A list of new things we’ve liked (subject to unexpected and wildly capricious updating).
To purchase or investigate, click on the link.
PLAY: Room Service (SoHo Playhouse, 15 Vandam, extended through Mar. 25). An electrifyingly frenetic off-Broadway revival of the 1937 backstage farce about a fast-talking Broadway producer with a heart of brass who can’t raise enough cash to pay his hotel bill. Filmed by the Marx Brothers in 1938, Room Service works infinitely better on stage, and the Peccadillo Theater Company has given it a first-class production directed with zany aplomb by Dan Wackerman. If there’s a funnier show in New York, I haven’t seen it (TT).
DANCE: Mark Morris Dance Group (2 Lafayette St., Brooklyn, closes Jan. 24). A perfect mixed bill: Morris’ latest effort, a new work set to Bach’s Italian Concerto, plus three of his finest small-scale pieces, Love Song Waltzes (1989), The Argument (1999), and Sang-Froid (2000). All programs will be danced in the wonderfully intimate performance space of the Morris company’s Brooklyn headquarters. Not to be missed under any circumstances whatsoever (TT).
EXHIBITION: The Odyssey Continues: Masterworks from the New Orleans Museum of Art and from Private New Orleans Collections (Wildenstein & Company, 19 E. 64, up through Feb. 9). One hundred works of art, including major pieces by Lotto, Tiepolo, Rodin, Bonnard, Redon, Braque, Kandinsky, Pollock, Cornell, and Diebenkorn. The $10 admission fee benefits NOMA, which was devastated by Hurricane Katrina and is nowhere near recovering. Do yourself–and NOMA–a favor and visit this memorable show (TT).

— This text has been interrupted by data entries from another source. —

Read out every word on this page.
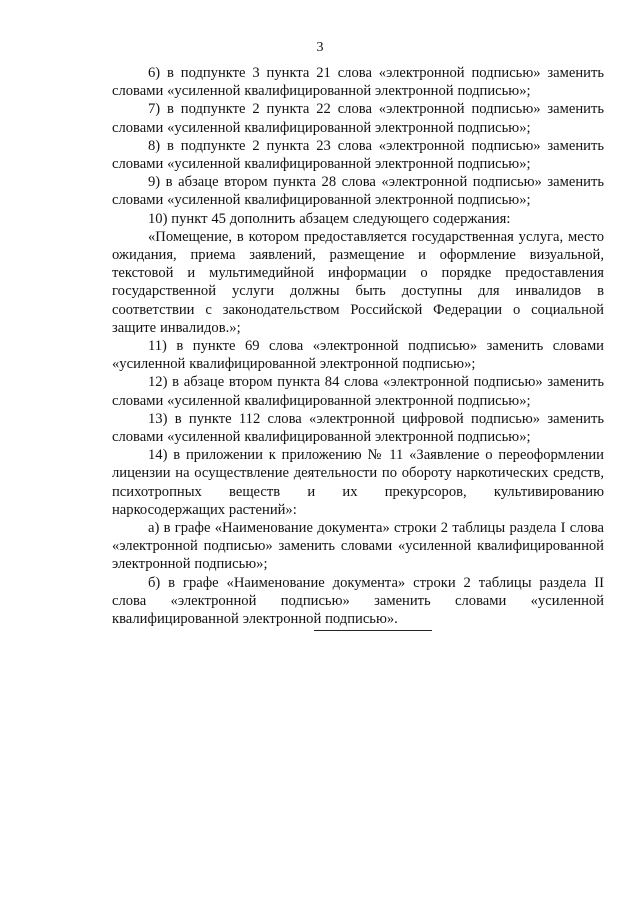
3

6) в подпункте 3 пункта 21 слова «электронной подписью» заменить словами «усиленной квалифицированной электронной подписью»;

7) в подпункте 2 пункта 22 слова «электронной подписью» заменить словами «усиленной квалифицированной электронной подписью»;

8) в подпункте 2 пункта 23 слова «электронной подписью» заменить словами «усиленной квалифицированной электронной подписью»;

9) в абзаце втором пункта 28 слова «электронной подписью» заменить словами «усиленной квалифицированной электронной подписью»;

10) пункт 45 дополнить абзацем следующего содержания:

«Помещение, в котором предоставляется государственная услуга, место ожидания, приема заявлений, размещение и оформление визуальной, текстовой и мультимедийной информации о порядке предоставления государственной услуги должны быть доступны для инвалидов в соответствии с законодательством Российской Федерации о социальной защите инвалидов.»;

11) в пункте 69 слова «электронной подписью» заменить словами «усиленной квалифицированной электронной подписью»;

12) в абзаце втором пункта 84 слова «электронной подписью» заменить словами «усиленной квалифицированной электронной подписью»;

13) в пункте 112 слова «электронной цифровой подписью» заменить словами «усиленной квалифицированной электронной подписью»;

14) в приложении к приложению № 11 «Заявление о переоформлении лицензии на осуществление деятельности по обороту наркотических средств, психотропных веществ и их прекурсоров, культивированию наркосодержащих растений»:

а) в графе «Наименование документа» строки 2 таблицы раздела I слова «электронной подписью» заменить словами «усиленной квалифицированной электронной подписью»;

б) в графе «Наименование документа» строки 2 таблицы раздела II слова «электронной подписью» заменить словами «усиленной квалифицированной электронной подписью».
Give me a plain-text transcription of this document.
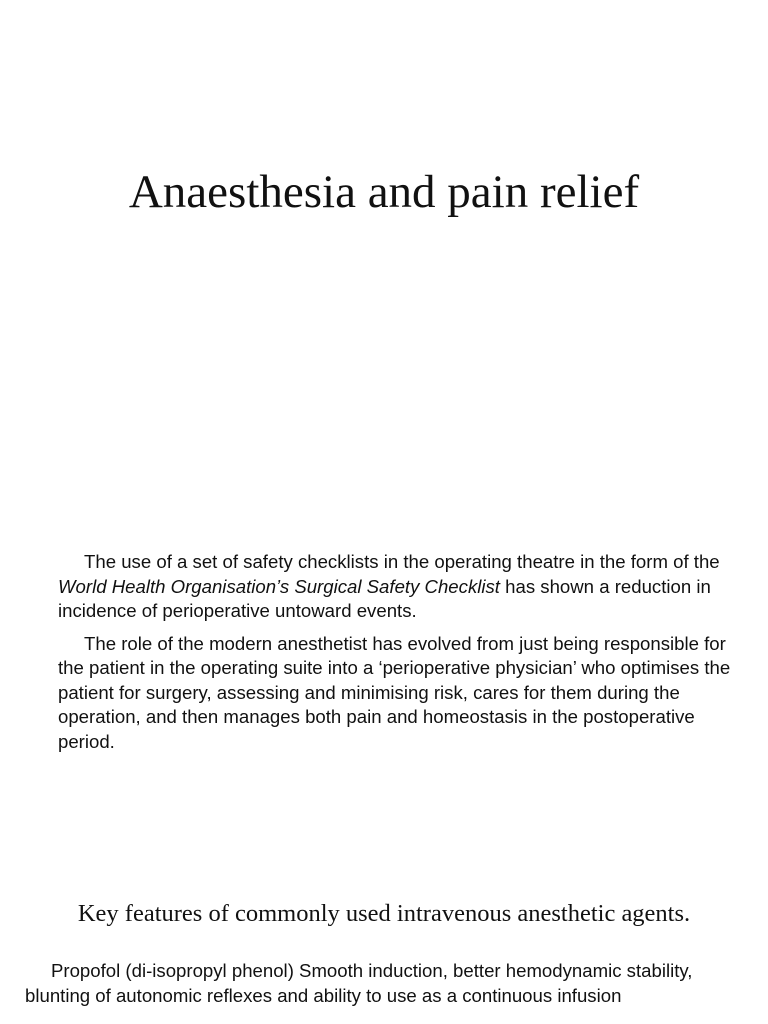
Anaesthesia and pain relief

The use of a set of safety checklists in the operating theatre in the form of the World Health Organisation’s Surgical Safety Checklist has shown a reduction in incidence of perioperative untoward events.

The role of the modern anesthetist has evolved from just being responsible for the patient in the operating suite into a ‘perioperative physician’ who optimises the patient for surgery, assessing and minimising risk, cares for them during the operation, and then manages both pain and homeostasis in the postoperative period.

Key features of commonly used intravenous anesthetic agents.

Propofol (di-isopropyl phenol) Smooth induction, better hemodynamic stability, blunting of autonomic reflexes and ability to use as a continuous infusion
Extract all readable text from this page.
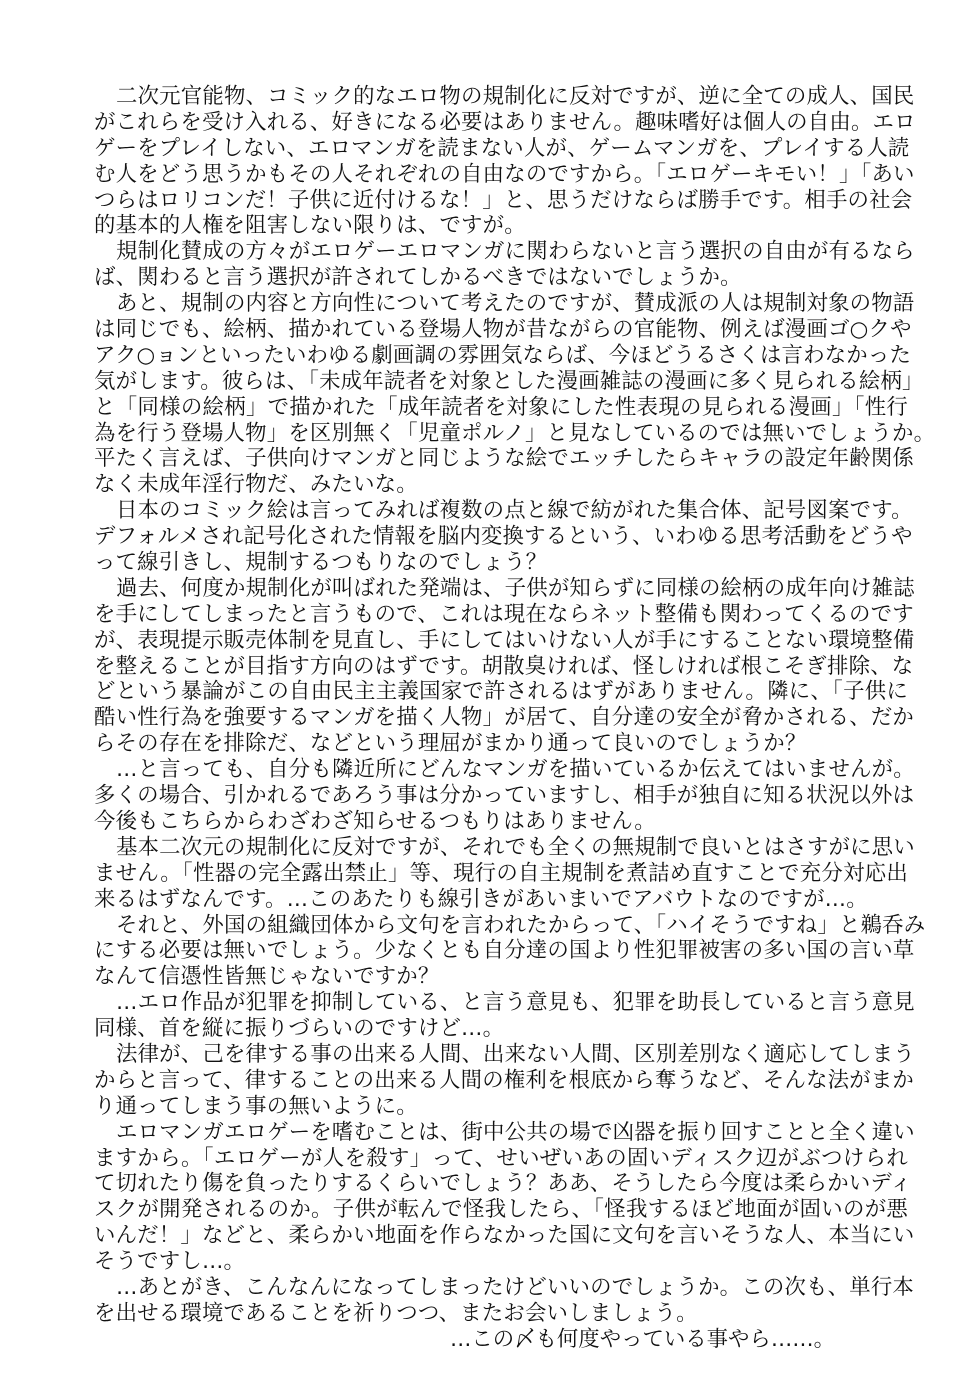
二次元官能物、コミック的なエロ物の規制化に反対ですが、逆に全ての成人、国民
がこれらを受け入れる、好きになる必要はありません。趣味嗜好は個人の自由。エロ
ゲーをプレイしない、エロマンガを読まない人が、ゲームマンガを、プレイする人読
む人をどう思うかもその人それぞれの自由なのですから。「エロゲーキモい！」「あい
つらはロリコンだ！子供に近付けるな！」と、思うだけならば勝手です。相手の社会
的基本的人権を阻害しない限りは、ですが。
規制化賛成の方々がエロゲーエロマンガに関わらないと言う選択の自由が有るなら
ば、関わると言う選択が許されてしかるべきではないでしょうか。
あと、規制の内容と方向性について考えたのですが、賛成派の人は規制対象の物語
は同じでも、絵柄、描かれている登場人物が昔ながらの官能物、例えば漫画ゴ○クや
アク○ョンといったいわゆる劇画調の雰囲気ならば、今ほどうるさくは言わなかった
気がします。彼らは、「未成年読者を対象とした漫画雑誌の漫画に多く見られる絵柄」
と「同様の絵柄」で描かれた「成年読者を対象にした性表現の見られる漫画」「性行
為を行う登場人物」を区別無く「児童ポルノ」と見なしているのでは無いでしょうか。
平たく言えば、子供向けマンガと同じような絵でエッチしたらキャラの設定年齢関係
なく未成年淫行物だ、みたいな。
日本のコミック絵は言ってみれば複数の点と線で紡がれた集合体、記号図案です。
デフォルメされ記号化された情報を脳内変換するという、いわゆる思考活動をどうや
って線引きし、規制するつもりなのでしょう？
過去、何度か規制化が叫ばれた発端は、子供が知らずに同様の絵柄の成年向け雑誌
を手にしてしまったと言うもので、これは現在ならネット整備も関わってくるのです
が、表現提示販売体制を見直し、手にしてはいけない人が手にすることない環境整備
を整えることが目指す方向のはずです。胡散臭ければ、怪しければ根こそぎ排除、な
どという暴論がこの自由民主主義国家で許されるはずがありません。隣に、「子供に
酷い性行為を強要するマンガを描く人物」が居て、自分達の安全が脅かされる、だか
らその存在を排除だ、などという理屈がまかり通って良いのでしょうか？
…と言っても、自分も隣近所にどんなマンガを描いているか伝えてはいませんが。
多くの場合、引かれるであろう事は分かっていますし、相手が独自に知る状況以外は
今後もこちらからわざわざ知らせるつもりはありません。
基本二次元の規制化に反対ですが、それでも全くの無規制で良いとはさすがに思い
ません。「性器の完全露出禁止」等、現行の自主規制を煮詰め直すことで充分対応出
来るはずなんです。…このあたりも線引きがあいまいでアバウトなのですが…。
それと、外国の組織団体から文句を言われたからって、「ハイそうですね」と鵜呑み
にする必要は無いでしょう。少なくとも自分達の国より性犯罪被害の多い国の言い草
なんて信憑性皆無じゃないですか？
…エロ作品が犯罪を抑制している、と言う意見も、犯罪を助長していると言う意見
同様、首を縦に振りづらいのですけど…。
法律が、己を律する事の出来る人間、出来ない人間、区別差別なく適応してしまう
からと言って、律することの出来る人間の権利を根底から奪うなど、そんな法がまか
り通ってしまう事の無いように。
エロマンガエロゲーを嗜むことは、街中公共の場で凶器を振り回すことと全く違い
ますから。「エロゲーが人を殺す」って、せいぜいあの固いディスク辺がぶつけられ
て切れたり傷を負ったりするくらいでしょう？ああ、そうしたら今度は柔らかいディ
スクが開発されるのか。子供が転んで怪我したら、「怪我するほど地面が固いのが悪
いんだ！」などと、柔らかい地面を作らなかった国に文句を言いそうな人、本当にい
そうですし…。
…あとがき、こんなんになってしまったけどいいのでしょうか。この次も、単行本
を出せる環境であることを祈りつつ、またお会いしましょう。
…この〆も何度やっている事やら……。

DVD: Ballets Russes (Zeitgeist). An enthralling 2005 documentary about the Ballet Russe de Monte Carlo, one of the most important dance companies of the Thirties and Forties, whose barnstorming tours helped to create an audience for dance in America. Interviews with surviving members are skillfully blended with vivid archival performance footage to tell an irresistibly nostalgic tale of life on the road. Great, great fun (TT).
CD: Erin McKeown, Sing You Sinners (Nettwerk). “About Last Night”‘s favorite pop singer-songwriter hangs up her pen (temporarily) to cut an album of old-time standards performed in a rough-hewn, bewitchingly unslick style that bears no resemblance whatsoever to the glammed-up slumming of Linda Ronstadt and her successors (TT).